Happened a few times in China “hey this is your delivery man. Sorry, I clicked the button to reach my quota but I’m still on my way. I’ll be here in a few minutes though, don’t freak out ok?” Never would dream of complaining, they are so good.
Or the opposite. “We’ve received your prescription from your doctor but you didn’t ask us to fill it so we didn’t.” I hate CVS.
I really love my local pharmacy. The time it takes to drive from my rheumatologist to the pharmacy, they’d have my script ready.
Or they try to refill prescriptions that aren’t supposed to be. I got a call from them saying they had contacted my doctor and she wouldn’t let them refill my short term antibiotics, so I should call and fix that so they can give me more that I don’t need.
What is CVS?
I’ve never used CVS before. Can someone explain?

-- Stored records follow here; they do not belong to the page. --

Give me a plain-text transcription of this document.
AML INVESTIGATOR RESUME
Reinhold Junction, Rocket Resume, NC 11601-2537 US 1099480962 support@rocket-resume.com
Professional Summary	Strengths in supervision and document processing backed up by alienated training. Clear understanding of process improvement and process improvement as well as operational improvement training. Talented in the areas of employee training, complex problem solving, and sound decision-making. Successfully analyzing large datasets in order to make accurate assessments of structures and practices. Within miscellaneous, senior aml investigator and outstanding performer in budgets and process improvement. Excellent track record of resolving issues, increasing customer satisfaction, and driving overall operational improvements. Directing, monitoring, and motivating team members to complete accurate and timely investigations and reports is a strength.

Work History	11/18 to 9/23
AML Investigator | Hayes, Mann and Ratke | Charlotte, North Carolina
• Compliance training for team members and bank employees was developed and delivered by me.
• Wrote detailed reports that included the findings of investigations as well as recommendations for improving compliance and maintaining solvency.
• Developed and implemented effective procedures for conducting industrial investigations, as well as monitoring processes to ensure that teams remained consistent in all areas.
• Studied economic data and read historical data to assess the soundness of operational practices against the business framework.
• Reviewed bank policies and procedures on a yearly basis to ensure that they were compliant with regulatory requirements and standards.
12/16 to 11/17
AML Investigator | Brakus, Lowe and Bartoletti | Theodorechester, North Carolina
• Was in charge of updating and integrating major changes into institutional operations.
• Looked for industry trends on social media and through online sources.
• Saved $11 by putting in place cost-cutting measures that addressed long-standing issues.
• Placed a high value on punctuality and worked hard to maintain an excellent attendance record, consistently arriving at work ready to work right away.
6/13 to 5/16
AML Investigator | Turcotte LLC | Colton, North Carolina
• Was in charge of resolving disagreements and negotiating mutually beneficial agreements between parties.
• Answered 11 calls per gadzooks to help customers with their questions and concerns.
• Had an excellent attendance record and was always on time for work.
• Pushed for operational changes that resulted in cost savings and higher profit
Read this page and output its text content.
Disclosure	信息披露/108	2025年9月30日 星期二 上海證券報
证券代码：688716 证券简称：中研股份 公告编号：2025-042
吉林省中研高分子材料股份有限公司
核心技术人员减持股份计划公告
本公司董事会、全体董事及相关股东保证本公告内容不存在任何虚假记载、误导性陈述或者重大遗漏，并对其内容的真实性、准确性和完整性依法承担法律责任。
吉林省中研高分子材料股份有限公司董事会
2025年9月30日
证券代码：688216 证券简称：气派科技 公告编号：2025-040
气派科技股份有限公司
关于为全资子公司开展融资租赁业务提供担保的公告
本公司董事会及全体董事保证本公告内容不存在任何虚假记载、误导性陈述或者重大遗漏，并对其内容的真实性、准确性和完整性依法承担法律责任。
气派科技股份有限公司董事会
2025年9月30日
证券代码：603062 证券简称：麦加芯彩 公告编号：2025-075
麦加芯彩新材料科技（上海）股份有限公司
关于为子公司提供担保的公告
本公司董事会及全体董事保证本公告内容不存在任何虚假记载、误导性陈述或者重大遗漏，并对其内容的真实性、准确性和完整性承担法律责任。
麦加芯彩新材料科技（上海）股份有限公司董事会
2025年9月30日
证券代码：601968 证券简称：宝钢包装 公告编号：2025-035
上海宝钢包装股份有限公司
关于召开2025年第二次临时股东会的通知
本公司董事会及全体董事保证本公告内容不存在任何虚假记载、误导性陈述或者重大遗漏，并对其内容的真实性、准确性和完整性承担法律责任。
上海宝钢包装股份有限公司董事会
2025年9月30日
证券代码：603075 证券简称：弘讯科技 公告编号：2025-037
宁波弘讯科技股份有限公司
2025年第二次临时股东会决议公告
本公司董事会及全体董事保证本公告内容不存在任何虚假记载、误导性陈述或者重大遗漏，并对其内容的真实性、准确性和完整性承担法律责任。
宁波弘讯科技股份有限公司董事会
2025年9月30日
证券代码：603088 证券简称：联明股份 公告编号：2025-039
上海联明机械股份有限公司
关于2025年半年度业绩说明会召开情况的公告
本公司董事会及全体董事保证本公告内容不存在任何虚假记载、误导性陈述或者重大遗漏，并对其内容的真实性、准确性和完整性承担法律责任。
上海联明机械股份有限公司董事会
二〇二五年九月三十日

I call in a refill on my prescription. It takes them 4 years to fill it. Then they text me every five seconds for the next three days until I pick it up, threatening to throw it into the fires of Mordor if I forget.
Thanks for the explanation. This was really confusing, because here we just go to any pharmacy and get our medicine.
You can get your prescription from any pharmacy, but you can only send a prescription to one pharmacy at a time. So if you choose the local CVS and they are taking a long time to fill it, you have to transfer the prescription to another pharmacy (even if it is just a different CVS store).
Are you saying that if you have a prescription, you can go to any pharmacy without pre-arranging anything, and they will give it to you? Are all pharmacies linked to a central system so they all know your prescriptions available and whether they’ve been filled?